Fingerprints of necking domains at rifted margins: A review of the best-documented examples worldwide

Abstract

During rifting, the continental crust is usually thinned from its initial thickness to ca. 10 km over only a few million years. The mechanisms of this so-called necking phase are incompletely understood, and yet they have major implications on the structural, thermal and isostatic evolution of rift systems. One major difficulty in studying the necking phase arises from its transient character in the framework of continental rifting, and from the subsequent extension and thermal relaxation that may overprint it. Consequently, the fingerprints of the necking process are partially dismembered and overprinted in present-day rifted margins, and hence are poorly constrained.
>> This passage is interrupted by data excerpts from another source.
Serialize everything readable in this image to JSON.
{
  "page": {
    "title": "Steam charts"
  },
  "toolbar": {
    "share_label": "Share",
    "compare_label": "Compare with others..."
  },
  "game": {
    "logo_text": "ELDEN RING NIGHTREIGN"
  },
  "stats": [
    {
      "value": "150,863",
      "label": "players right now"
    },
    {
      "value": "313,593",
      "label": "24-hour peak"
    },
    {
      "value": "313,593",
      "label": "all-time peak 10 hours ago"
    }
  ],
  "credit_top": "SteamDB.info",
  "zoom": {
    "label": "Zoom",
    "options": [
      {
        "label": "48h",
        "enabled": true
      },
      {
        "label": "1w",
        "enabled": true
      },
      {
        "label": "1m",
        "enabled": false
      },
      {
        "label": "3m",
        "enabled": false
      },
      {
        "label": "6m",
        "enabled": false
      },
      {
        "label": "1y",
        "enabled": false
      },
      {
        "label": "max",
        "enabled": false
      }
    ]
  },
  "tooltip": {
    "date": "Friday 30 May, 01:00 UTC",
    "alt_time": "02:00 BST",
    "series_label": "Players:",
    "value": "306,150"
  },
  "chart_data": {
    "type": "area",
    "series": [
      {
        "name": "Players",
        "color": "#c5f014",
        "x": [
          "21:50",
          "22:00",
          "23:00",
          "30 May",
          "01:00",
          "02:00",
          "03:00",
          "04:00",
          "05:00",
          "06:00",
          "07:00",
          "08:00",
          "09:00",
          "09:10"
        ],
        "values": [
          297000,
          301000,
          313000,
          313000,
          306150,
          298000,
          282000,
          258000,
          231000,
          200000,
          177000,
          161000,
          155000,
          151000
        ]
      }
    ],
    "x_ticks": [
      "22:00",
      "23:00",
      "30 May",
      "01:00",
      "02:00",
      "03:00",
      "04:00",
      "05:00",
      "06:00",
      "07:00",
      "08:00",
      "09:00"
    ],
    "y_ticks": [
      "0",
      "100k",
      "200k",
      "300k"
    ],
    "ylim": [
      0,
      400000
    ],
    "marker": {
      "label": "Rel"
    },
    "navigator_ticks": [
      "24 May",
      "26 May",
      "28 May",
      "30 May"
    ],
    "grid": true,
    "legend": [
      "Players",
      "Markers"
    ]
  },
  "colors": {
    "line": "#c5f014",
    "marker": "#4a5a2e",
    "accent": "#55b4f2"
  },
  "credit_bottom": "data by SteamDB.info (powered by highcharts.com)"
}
In this contribution, we synthesize data from the best calibrated necking domains worldwide to define general recognition criteria and identify the processes controlling the necking phase. We show that the necking domain of rifted margins usually displays the following body of evidence: (1) deformed basement directly overlain by undeformed syn-rift sediments; (2) exhumation of relatively deep continental crust; (3) syn-rift basement erosion and adjacent sandstone deposition; and (4) syn-rift and syn-tectonic/syn-kinematic shallow-water sediments directly overlain by syn-rift but post-tectonic/post-kinematic deeper-water deposits. We assert that the combination of these fingerprints cannot be explained by the classical high-angle normal fault model by itself and discuss the possible additional and/or alternative processes. We argue that extensional detachment faults can by themselves account for the combination of fingerprints listed above and are often required to accurate kinematic restoration of rift systems evolution.